Romus Broadway, a self-described social historian, spent six decades capturing daily life in the Witherspoon-Jackson neighborhood on his camera.
Some of those images will be on display as double-sided banners on utility poles for the next year in the Witherspoon-Jackson neighborhood. The Arts Council of Princeton organized the public art display in honor of Broadway, who died in 2020. He was 81 years old.
Broadway combined his collection of photographs to create a series of collages featuring neighborhood residents and events, said Adam Welch, executive director of The Arts Council of Princeton.
Broadway’s photo collages include pictures of many residents of the Witherspoon-Jackson neighborhood – mostly African Americans, but also many of the Italian Americans and Irish Americans who lived side by side with them.
The banners on display are based on those collages, which were subsequently acquired by Princeton University. The banners were placed on the utility poles in the Witherspoon-Jackson neighborhood earlier this month.
The banners start on Paul Robeson Place, around the corner from The Arts Council of Princeton. They continue down John Street and onto Birch Avenue, where Broadway grew up. They continue on lower Witherspoon Street toward the Witherspoon Hall municipal building.
“Much more than being a photographer with a camera, Romus was an artist and storyteller with a tool,” said Princeton Councilman Leighton Newlin, who grew up in the Witherspoon-Jackson neighborhood.

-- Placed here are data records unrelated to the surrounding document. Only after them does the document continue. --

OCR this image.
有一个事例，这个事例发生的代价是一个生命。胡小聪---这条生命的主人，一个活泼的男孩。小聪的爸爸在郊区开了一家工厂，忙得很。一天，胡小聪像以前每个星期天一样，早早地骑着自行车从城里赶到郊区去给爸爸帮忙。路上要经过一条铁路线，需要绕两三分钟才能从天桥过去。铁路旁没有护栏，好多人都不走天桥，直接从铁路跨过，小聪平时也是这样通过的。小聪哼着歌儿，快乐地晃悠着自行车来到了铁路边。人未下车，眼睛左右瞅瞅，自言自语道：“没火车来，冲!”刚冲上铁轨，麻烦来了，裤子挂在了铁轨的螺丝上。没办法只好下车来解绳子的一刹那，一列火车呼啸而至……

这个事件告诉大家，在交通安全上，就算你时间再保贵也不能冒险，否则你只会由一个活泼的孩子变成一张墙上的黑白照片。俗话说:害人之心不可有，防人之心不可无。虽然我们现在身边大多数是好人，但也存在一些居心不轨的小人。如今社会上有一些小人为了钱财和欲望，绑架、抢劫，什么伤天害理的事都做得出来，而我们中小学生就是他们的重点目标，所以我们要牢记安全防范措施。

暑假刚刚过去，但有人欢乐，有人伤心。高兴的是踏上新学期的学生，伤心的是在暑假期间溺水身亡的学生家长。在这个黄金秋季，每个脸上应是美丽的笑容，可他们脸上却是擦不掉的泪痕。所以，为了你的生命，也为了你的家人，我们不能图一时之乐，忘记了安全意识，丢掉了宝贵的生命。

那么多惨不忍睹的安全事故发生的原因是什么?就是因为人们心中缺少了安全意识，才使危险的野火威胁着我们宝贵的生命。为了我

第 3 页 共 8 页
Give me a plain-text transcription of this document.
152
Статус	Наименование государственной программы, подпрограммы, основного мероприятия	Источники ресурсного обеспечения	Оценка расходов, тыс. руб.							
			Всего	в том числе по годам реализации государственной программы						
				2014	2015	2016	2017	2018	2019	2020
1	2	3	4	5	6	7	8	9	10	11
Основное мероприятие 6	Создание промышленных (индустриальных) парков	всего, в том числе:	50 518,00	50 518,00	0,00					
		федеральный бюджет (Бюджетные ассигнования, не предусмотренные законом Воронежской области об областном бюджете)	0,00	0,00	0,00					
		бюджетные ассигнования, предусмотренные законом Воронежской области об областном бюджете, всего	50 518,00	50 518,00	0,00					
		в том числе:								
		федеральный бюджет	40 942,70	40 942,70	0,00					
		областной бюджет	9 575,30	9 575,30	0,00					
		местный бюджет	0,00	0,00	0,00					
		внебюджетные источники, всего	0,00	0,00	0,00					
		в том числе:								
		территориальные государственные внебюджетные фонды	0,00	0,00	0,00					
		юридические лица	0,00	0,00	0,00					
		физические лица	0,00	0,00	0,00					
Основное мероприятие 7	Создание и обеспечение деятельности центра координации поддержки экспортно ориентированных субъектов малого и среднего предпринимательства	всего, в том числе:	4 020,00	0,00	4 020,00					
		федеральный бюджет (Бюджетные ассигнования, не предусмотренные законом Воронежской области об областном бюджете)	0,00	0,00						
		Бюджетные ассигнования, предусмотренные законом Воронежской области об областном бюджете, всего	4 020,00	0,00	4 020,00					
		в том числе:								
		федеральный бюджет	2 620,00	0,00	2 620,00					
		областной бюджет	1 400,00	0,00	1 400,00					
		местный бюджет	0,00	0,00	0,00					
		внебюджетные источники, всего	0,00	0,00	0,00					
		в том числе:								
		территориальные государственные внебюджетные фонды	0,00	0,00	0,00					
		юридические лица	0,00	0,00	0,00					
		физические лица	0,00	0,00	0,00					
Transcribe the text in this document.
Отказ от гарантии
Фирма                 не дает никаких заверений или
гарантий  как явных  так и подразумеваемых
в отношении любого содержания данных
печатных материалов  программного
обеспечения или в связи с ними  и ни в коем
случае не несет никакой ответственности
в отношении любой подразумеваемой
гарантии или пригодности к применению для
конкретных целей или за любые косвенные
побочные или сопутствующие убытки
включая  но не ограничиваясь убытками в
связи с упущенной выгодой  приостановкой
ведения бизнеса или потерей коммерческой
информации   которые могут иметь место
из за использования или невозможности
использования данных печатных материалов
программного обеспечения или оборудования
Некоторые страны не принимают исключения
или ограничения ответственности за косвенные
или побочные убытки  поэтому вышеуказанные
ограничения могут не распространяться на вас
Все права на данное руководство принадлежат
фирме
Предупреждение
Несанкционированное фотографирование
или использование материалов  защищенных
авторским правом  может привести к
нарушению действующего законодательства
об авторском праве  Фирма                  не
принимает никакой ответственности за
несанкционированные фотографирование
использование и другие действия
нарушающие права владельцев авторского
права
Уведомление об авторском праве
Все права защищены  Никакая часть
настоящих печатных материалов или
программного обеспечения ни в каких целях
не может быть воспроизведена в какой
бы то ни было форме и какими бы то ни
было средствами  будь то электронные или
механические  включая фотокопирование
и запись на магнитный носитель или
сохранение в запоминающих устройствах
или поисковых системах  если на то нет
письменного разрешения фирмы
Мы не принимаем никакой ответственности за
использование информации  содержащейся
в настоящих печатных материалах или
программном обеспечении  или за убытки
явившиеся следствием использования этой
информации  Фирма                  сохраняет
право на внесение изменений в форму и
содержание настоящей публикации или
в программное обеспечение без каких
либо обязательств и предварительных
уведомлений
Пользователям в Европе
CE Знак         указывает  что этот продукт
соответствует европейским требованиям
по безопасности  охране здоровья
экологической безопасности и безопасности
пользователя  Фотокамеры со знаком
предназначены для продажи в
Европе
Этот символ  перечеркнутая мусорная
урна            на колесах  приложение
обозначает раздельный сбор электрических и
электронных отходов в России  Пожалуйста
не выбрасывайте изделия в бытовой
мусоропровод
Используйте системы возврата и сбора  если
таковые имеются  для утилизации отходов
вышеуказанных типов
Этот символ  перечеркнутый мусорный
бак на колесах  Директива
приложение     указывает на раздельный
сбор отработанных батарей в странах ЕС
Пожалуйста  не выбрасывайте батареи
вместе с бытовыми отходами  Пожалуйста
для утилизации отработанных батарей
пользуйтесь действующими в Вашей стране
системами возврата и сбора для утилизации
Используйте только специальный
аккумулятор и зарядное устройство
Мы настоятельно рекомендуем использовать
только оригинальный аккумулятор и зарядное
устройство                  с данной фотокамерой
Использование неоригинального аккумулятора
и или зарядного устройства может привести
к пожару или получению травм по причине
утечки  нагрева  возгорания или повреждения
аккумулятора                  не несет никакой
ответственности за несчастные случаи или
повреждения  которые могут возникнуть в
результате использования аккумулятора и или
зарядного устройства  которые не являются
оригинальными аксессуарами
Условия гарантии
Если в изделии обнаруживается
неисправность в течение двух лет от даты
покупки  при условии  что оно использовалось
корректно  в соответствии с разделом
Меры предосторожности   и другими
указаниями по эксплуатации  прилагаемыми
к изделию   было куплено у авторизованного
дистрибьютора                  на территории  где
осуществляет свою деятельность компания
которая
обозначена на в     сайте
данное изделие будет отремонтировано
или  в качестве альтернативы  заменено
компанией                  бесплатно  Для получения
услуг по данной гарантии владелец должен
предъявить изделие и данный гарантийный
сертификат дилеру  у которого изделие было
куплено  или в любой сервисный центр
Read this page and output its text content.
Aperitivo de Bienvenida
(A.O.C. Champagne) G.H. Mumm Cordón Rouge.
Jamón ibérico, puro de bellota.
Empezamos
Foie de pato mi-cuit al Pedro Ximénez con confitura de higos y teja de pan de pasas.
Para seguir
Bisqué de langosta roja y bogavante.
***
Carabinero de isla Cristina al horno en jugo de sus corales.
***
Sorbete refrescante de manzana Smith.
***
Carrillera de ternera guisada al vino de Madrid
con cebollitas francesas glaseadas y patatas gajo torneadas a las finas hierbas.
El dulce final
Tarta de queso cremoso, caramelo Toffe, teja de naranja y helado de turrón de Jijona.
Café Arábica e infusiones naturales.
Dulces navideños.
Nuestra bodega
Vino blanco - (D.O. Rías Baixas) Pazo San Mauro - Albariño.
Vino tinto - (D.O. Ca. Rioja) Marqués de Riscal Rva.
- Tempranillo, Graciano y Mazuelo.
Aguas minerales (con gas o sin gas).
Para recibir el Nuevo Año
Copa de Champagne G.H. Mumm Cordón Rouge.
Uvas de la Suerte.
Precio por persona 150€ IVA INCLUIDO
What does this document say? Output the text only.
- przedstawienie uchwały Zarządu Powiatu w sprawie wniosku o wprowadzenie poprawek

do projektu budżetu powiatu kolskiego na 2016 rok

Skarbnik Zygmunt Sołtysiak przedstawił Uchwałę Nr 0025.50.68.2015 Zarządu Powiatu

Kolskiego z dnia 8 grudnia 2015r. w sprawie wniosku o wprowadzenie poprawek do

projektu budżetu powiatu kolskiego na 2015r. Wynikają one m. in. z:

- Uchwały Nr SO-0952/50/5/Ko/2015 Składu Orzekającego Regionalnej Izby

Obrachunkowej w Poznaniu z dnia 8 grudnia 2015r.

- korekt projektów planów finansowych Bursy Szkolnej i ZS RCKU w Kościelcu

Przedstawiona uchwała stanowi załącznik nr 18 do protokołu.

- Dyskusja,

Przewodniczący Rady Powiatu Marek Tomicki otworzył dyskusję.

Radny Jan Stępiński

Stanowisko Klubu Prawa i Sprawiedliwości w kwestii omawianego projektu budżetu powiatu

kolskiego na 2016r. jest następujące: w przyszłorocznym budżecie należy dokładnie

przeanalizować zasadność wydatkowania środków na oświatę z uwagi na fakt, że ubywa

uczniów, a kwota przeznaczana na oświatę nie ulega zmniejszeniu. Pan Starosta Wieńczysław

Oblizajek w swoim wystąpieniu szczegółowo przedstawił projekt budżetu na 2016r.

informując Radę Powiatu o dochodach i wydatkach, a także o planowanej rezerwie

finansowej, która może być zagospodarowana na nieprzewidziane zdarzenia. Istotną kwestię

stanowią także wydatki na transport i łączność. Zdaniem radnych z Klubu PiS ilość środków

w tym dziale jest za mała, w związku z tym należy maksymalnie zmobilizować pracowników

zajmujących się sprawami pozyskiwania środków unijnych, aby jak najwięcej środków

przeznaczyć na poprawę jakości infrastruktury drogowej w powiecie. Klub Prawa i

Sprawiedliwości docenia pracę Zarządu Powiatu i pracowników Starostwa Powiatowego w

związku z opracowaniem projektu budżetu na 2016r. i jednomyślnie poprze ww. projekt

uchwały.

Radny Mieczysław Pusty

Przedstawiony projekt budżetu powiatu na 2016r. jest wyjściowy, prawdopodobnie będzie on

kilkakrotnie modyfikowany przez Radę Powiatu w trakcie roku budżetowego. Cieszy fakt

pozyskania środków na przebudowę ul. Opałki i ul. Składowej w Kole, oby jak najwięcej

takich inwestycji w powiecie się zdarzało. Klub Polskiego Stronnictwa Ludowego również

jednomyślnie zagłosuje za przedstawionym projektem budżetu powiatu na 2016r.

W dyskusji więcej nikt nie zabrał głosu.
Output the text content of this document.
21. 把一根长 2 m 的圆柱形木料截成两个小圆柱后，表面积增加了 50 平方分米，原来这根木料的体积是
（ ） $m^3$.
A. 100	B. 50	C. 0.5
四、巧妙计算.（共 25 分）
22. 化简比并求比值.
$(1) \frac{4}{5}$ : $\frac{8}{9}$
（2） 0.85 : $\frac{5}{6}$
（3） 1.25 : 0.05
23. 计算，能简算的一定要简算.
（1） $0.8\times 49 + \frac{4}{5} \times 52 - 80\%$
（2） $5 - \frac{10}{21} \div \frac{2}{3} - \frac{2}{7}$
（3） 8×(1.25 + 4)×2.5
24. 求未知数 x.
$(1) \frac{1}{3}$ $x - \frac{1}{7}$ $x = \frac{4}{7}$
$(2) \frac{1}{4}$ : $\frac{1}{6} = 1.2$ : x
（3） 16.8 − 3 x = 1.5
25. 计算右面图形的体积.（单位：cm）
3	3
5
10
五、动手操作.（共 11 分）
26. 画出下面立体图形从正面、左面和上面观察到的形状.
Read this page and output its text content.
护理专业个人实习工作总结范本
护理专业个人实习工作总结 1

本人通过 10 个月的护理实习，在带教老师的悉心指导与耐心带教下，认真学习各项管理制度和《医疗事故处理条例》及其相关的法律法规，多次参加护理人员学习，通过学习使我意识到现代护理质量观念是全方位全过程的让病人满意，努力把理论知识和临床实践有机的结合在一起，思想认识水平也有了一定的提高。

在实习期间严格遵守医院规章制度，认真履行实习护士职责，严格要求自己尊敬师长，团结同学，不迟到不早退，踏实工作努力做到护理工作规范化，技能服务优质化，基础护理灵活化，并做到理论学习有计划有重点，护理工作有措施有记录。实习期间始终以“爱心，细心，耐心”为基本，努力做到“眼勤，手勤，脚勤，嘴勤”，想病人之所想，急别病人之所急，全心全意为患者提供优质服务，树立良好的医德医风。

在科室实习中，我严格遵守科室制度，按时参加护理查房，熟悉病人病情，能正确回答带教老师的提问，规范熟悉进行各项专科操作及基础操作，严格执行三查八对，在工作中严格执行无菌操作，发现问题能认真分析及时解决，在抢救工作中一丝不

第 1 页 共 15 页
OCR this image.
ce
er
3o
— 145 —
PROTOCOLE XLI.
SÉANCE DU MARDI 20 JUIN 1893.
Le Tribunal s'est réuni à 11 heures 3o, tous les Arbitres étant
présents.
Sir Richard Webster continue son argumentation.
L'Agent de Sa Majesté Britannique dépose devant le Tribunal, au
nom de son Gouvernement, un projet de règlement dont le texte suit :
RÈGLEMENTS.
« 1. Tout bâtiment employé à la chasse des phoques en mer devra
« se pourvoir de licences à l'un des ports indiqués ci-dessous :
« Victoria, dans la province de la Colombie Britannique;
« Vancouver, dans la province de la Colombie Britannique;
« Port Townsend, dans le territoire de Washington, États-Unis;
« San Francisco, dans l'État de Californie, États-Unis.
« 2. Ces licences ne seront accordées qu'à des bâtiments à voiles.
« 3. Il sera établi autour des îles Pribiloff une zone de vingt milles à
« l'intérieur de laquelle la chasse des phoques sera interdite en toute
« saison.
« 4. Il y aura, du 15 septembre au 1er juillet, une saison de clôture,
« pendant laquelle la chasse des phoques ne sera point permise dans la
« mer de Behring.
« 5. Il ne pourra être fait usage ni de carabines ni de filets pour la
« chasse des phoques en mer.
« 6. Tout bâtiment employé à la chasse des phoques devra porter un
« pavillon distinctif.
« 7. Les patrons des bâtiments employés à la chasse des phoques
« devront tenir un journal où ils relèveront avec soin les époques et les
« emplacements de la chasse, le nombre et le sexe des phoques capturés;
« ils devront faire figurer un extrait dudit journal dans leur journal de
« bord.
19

“Whether we are visitors or residents, we can see pictures of ourselves. Everyone can see a pictorial history of the African American and Italian American experience here in Princeton,” Newlin said.
In a 2016 interview with The Princeton Packet, Broadway said he began documenting the Witherspoon-Jackson neighborhood soon after he got his first camera in 1955.
“The reason I started doing it is because the only pictures that many children had was the school picture. I wanted to catch them in their setting, with their friends, so they could see themselves,” Broadway said in the 2016 Princeton Packet article.
Broadway took photographs of the Witherspoon-Jackson neighborhood residents wherever he could find them – at weddings, in social halls and on the street. Sometimes, it was just candid photographs of the people going about their business.
Broadway recalled the Italian American families – the Pinelli, Leiggi, Cifelli, Boccanfuso, Perone, DiMeglio and Balestrieri families among them – that lived in the neighborhood, as well as the African American families. They owned gas stations and bars, and some of their offspring became Princeton police officers.
Many of the African Americans whose photographs appear on the collages worked as laborers, chauffeurs, butlers, cooks and maids in households on Westcott Road and Cleveland Lane, Broadway said in the 2016 Princeton Packet article. They were hotel workers and waiters, plumbers and a couple of schoolteachers.
“They did the dirty work and took the jobs no one else wanted to do, and they dignified it. They were underpaid, overworked, and underappreciated,” Broadway said.